If there were ever any doubts about the conscientiousness of Abdo’s objections to taking up arms, he cleared those up following his release from the Army when he immediately stocked up on guns and explosives, apparently intending to replicate the massacre carried out by Maj. Nidal Hasan at Fort Hood.
Hasan is another instance of what might be called reverse discrimination: Had he been a white supremacist instead of a Muslim supremacist, do you think his views would have been ignored and he would have been able to rise in the American military as he did?

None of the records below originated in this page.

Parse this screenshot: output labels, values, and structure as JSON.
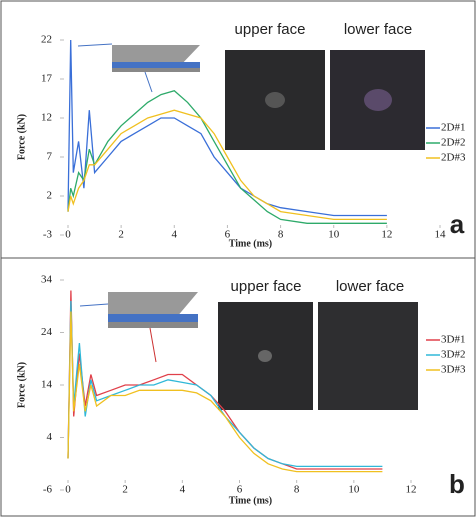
{
  "chart_data": [
    {
      "type": "line",
      "panel": "a",
      "upper_label": "upper face",
      "lower_label": "lower face",
      "x_label": "Time (ms)",
      "y_label": "Force (kN)",
      "x": [
        0,
        0.1,
        0.2,
        0.4,
        0.6,
        0.8,
        1,
        1.5,
        2,
        2.5,
        3,
        3.5,
        4,
        4.5,
        5,
        5.5,
        6,
        6.5,
        7,
        7.5,
        8,
        9,
        10,
        11,
        12
      ],
      "series": [
        {
          "name": "2D#1",
          "color": "#3a6fd8",
          "values": [
            0,
            22,
            5,
            9,
            3,
            13,
            5,
            7,
            9,
            10,
            11,
            12,
            12,
            11,
            10,
            7,
            5,
            3,
            2,
            1,
            0.5,
            0,
            -0.5,
            -0.5,
            -0.5
          ]
        },
        {
          "name": "2D#2",
          "color": "#2eaa6a",
          "values": [
            0,
            3,
            2,
            5,
            4,
            8,
            6,
            9,
            11,
            12.5,
            14,
            15,
            15.5,
            14,
            12,
            9,
            6,
            3,
            1.5,
            0,
            -1,
            -1.5,
            -1.5,
            -1.5,
            -1.5
          ]
        },
        {
          "name": "2D#3",
          "color": "#f0c020",
          "values": [
            0,
            2,
            1,
            3,
            4,
            6,
            6,
            8,
            10,
            11,
            12,
            12.5,
            13,
            12.5,
            12,
            10,
            7,
            4,
            2,
            1,
            0,
            -0.5,
            -1,
            -1,
            -1
          ]
        }
      ],
      "xlim": [
        0,
        14
      ],
      "xticks": [
        0,
        2,
        4,
        6,
        8,
        10,
        12,
        14
      ],
      "ylim": [
        -3,
        22
      ],
      "yticks": [
        -3,
        2,
        7,
        12,
        17,
        22
      ]
    },
    {
      "type": "line",
      "panel": "b",
      "upper_label": "upper face",
      "lower_label": "lower face",
      "x_label": "Time (ms)",
      "y_label": "Force (kN)",
      "x": [
        0,
        0.1,
        0.2,
        0.4,
        0.6,
        0.8,
        1,
        1.5,
        2,
        2.5,
        3,
        3.5,
        4,
        4.5,
        5,
        5.5,
        6,
        6.5,
        7,
        7.5,
        8,
        9,
        10,
        11
      ],
      "series": [
        {
          "name": "3D#1",
          "color": "#e0404a",
          "values": [
            0,
            32,
            8,
            20,
            10,
            16,
            12,
            13,
            14,
            14,
            15,
            16,
            16,
            14,
            12,
            9,
            5,
            2,
            0,
            -1,
            -2,
            -2,
            -2,
            -2
          ]
        },
        {
          "name": "3D#2",
          "color": "#30b8d8",
          "values": [
            0,
            30,
            10,
            22,
            8,
            15,
            11,
            12,
            13,
            14,
            14,
            15,
            14.5,
            14,
            12,
            8,
            5,
            2,
            0,
            -1,
            -1.5,
            -1.5,
            -1.5,
            -1.5
          ]
        },
        {
          "name": "3D#3",
          "color": "#f0c020",
          "values": [
            0,
            28,
            9,
            18,
            9,
            14,
            10,
            12,
            12,
            13,
            13,
            13,
            13,
            12.5,
            11,
            8,
            4,
            1,
            -1,
            -2,
            -2.5,
            -2.5,
            -2.5,
            -2.5
          ]
        }
      ],
      "xlim": [
        0,
        12
      ],
      "xticks": [
        0,
        2,
        4,
        6,
        8,
        10,
        12
      ],
      "ylim": [
        -6,
        34
      ],
      "yticks": [
        -6,
        4,
        14,
        24,
        34
      ]
    }
  ]
}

Toward the end of his manifesto, Breivik argues that “democratic change” is an illusion and that the only answer is “armed resistance.” He predicts “more moderate” political efforts will be “persecuted” and that attempts at “peaceful reform will be crushed” leaving violence as the only alternative.
By demonizing those concerned by the pathologies afflicting the Muslim world and emanating from it, Times editorial writers and their allies are actually giving credence to Breivik’s worldview. Memo to young readers: Back in the day, editorial writers would at least have perceived the irony.
Clifford D. May is president of the Foundation for Defense of Democracies, a policy institute focusing on terrorism and political Islam.